The result is a collection that is uneven at best, having been influenced throughout the years by the whims of the people who populate the place, not to mention their constituents.
“When you’re a museum director, you and your board and your curators pretty much have control over what happens,” Mr. Fern said. “But in the Capitol you have political decisions to be made, you have the chairman whose wife saw something.”
In the 1950’s for instance American Indians began complaining about two statues on the Capitol’s East Facade, works they said depicted Indians in a negative light. When the facade was renovated, other statues were refurbished; the Indians quietly disappeared.
“Should these statues remain off the U.S. Capitol building, or should they still be there as a historical record of the ways in which we stereotype Native Americans?” Professor Fryd asked. “I think that by removing the statues you are erasing our history, and that is more dangerous than letting those images stay.”
Similarly, in 1987 Ben Nighthorse Campbell, the Colorado Republican and American Indian who was then a freshman member of the House, objected to a century-old painting called “Death Whoop” that showed an Indian holding a bloody knife, having scalped a white man who was laying at his feet.
The painting, in a committee room in the Longworth House Office Building, was summarily put into storage, only to be resurrected in 1995 after Mr. Campbell moved over to the Senate. At the time a Congressional aide told The Washington Post that the new committee chairman, Representative Don Young, Republican of Alaska, “felt that the collection should be intact,” and that Mr. Young’s wife, a native Alaskan, agreed.
After the space shuttle Challenger exploded in 1986, Bob Dole of Kansas, then Republican leader of the Senate, decided Congress should commemorate the crew with a portrait in the Brumidi Corridors, the vaulted, ornately decorated hallways painted in the 1800’s by the Italian muralist Constantino Brumidi. The corridors are replete with scrolling vines and allegorical scenes inspired by Roman paintings. But Brumidi left open a series of blank ovals, and it is in one of these that the portrait of the Challenger crew appears, hopelessly anachronistic.
Even the Statue of Freedom, the classical bronze female figure draped in flowing robes that sits atop the Capitol Dome, was the product of a political dispute. In 1855 Jefferson Davis, the Secretary of War who later became president of the Confederacy, objected to the sculptor’s plans to include a liberty cap, the symbol of freed slaves. Instead the statue wears a helmet.
Mr. Dodd is undeterred by this history. In addition to the portrait of Senator Bruce, painted by an African-American artist, Simmie Knox, and unveiled in 2001, he also pressed for a painting of Senator Margaret Chase Smith, the Maine Republican who was the first woman elected to both houses of Congress. The artist is Ronald Frontin, who, not coincidentally, painted the official portrait of Senator Snowe’s husband, John R. McKernan Jr., a former governor of Maine.

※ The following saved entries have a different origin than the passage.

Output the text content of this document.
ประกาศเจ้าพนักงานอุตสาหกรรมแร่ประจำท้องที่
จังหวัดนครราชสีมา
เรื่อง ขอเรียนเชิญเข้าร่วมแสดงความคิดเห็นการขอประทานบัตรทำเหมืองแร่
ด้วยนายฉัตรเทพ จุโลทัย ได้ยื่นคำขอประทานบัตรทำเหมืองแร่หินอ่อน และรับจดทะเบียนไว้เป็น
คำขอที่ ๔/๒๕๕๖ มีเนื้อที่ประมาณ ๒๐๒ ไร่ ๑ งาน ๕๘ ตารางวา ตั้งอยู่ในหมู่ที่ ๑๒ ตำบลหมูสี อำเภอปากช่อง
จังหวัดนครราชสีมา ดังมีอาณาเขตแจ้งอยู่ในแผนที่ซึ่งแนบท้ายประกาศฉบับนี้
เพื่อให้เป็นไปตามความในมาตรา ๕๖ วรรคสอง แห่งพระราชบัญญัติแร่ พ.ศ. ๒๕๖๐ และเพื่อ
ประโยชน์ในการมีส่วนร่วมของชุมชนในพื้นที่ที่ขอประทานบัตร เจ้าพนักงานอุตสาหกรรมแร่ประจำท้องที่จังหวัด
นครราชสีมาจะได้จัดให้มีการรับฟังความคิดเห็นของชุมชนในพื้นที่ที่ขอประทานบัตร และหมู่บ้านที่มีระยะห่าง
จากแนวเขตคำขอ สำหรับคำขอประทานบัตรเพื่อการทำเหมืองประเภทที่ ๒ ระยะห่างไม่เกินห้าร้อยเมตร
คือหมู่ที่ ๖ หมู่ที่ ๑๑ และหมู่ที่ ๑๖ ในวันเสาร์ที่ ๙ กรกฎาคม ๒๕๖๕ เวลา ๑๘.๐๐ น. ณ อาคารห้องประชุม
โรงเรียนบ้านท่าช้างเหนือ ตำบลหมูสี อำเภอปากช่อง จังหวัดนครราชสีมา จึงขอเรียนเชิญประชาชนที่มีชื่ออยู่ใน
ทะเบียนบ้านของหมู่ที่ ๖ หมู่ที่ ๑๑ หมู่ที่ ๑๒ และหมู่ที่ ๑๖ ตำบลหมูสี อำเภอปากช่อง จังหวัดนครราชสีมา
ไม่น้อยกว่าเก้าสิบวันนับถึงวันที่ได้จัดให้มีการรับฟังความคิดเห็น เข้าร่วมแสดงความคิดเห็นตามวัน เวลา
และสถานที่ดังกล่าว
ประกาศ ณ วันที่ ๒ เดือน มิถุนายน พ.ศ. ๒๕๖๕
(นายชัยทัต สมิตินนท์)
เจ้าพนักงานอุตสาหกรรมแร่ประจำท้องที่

The Smith portrait is not finished, and there is no word yet on where it will go. But one thing is certain: it will not hang down the hallway from the portrait of Senator Bruce.
That space is already occupied by the portrait of another Mississippian, Senator James Eastland, which wasthe result of a deal Mr. Dodd brokered with Senator Trent Lott, the Mississippi Republican, Rules Committee chairman and former Senate leader. That arrangement, negotiated when Democrats still controlled the Senate and Mr. Dodd ran the committee, was this: Mr. Lott would back Smith and Bruce if Mr. Dodd backed Eastland.
Mr. Dodd said he got the better deal: two paintings for one. But that is the way Washington works, he said: “I was the chairman.”